We were showing that most profitable of all horror movies and, wonder of wonders, not losing money! Despite the fact that the movie was two years old and playing at another theater in Staten Island, we’d filled the house. Our palace was spooky, a veritable house of shadows, it had drawn people of every age and demographic to see Linda Blair throw up pea soup and spin her head like a top. Just as we were congratulating ourselves on actually making a little money — could we pay off some of the loan we’d taken out on the concession stand? — the phone next to the hot dog warmer rang. My heart fell, as from the dome, into the orchestra pit. The only person likely to call on the concession phone at such an hour was the projectionist, and I knew he only called with technological trouble in mind.
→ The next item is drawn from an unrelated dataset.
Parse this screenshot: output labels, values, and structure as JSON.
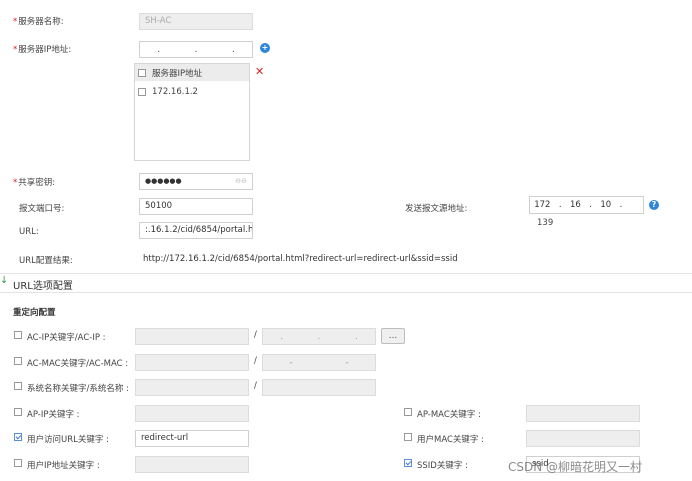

Sure enough, he told Dean, “Your exciter lamp is about to fail.”
Dear reader, if you’ve followed this blog in the past, you know that everything we had at the theater was at least somewhat out of date, including and especially our ancient carbon arc projectors. Theaters that could afford to do so had, by that time, gone to something called Xenon. Audio in either system was delivered on a separate optical track that ran down the length of the film and was translated into sound by something called an “exciter lamp.” Exciter lamps for the older projectors were scarce: ideally, we should have had three in the booth at all times, one for each projector, and a third in reserve. Again, if you’ve been following this blog, you know that we had nothing in reserve: spare change, candy, popcorn, toilet paper, carbons, money to pay anybody, no safety net, nohow. An extra exciter lamp, when we hadn’t paid ourselves in several months? Foolish extravagance.
“How long does it have?” Dean wondered.
“Well,” Gabe yawned (hoping for the rest of the night off), “it may make it through the night, but when it goes you ain’t gonna like what you hear.”
When an exciter lamp begins to fail, it picks up only part of the optical track, which causes an intermittent effect, not dissimilar to the sound of an outboard motor layered over spoken words.
So there we were on a Saturday night, last show: around fifteen hundred people in the house, the balcony actually open. Sam and I had already taken the night’s receipts--a considerable amount of cash — to the night depository two doors down. We couldn’t have refunded anyone’s money if we wanted, and we didn’t want that. I was just settling into the notion that we would make it through on what was left of this old lamp. Max Von Sydow — the senior priest in the movie — had commenced the rite of exorcism, driving the Devil from the soul of the possessed little girl, when the sound track went to mud. Dialogue became harder and harder to discern.
To reconstruct what this sounded like, try an experiment:
“The power of Christ compels you,”
The power of Christ compels you...”
While pronouncing these words (Max Von Sydow’s lines from the movie) keep your mouth slack and shake your head violently from side to side, so your lips shimmy. That’s “motorboating,” the effect that used to happen several technologies ago, when an exciter lamp was about to die.
A brave group of seven or eight patrons gathered near the orchestra pit, making its way up the aisle to the lobby.
“We need to see the manager...” a self-appointed leader stated.
When Dean appeared, they sang out in unison, “We want our money back!”
“What’s the problem?” Dean queried, feigning ignorance.
“Hey man, can’t you hear? ...the whole thing’s under water in there — can’t make out a thing...”
Dean paused, then took his best shot, “It wasn’t well advertised, but this version of the movie is actually the director’s cut!”
“The director put back some scenes originally taken out, with special effects. The Devil in this version possesses the entire room, everybody: little girl, priests and all!”
Silence. The stunned complainants absorbed this new information.
“Really?” asked one gullible young man.
“Sure! ...And you’re missing the best part of the film right now!”
There was some grumbling, a little discussion, then the posse, including its skeptics retreated back into the theater. Five or six rows in, I heard someone say, “No, no — it’s, well, special effects of some kind — a director’s cut.”
Next day one of us — was it me? — trekked into the city, to 42nd Street, the porn district, where equipment of the same vintage as ours still existed, and borrowed a spare exciter lamp to see us into Monday.
But wait, there’s more!
Twenty years later at a neighbor’s Christmas party, a short balding man with gray hair, who seemed an older version of someone Dean had met once, approached.
“Didn’t you manage the St. George Theater?”
Dean nodded. “A long time ago.”
The man grinned and poked his right index finger into the center of Dean’s chest. “ I don’t care how long it’s been — that was no director’s cut!”
Dean grinned back and reached for his wallet, “You want your buck fifty back?”
“We had a damn good time anyway,” his interlocutor insisted.
Dean doubled over with laughter, sheepish and amused all at once.
Download The Exorcist sometime, it’s a great Halloween movie, and be sure to get the actual director’s cut!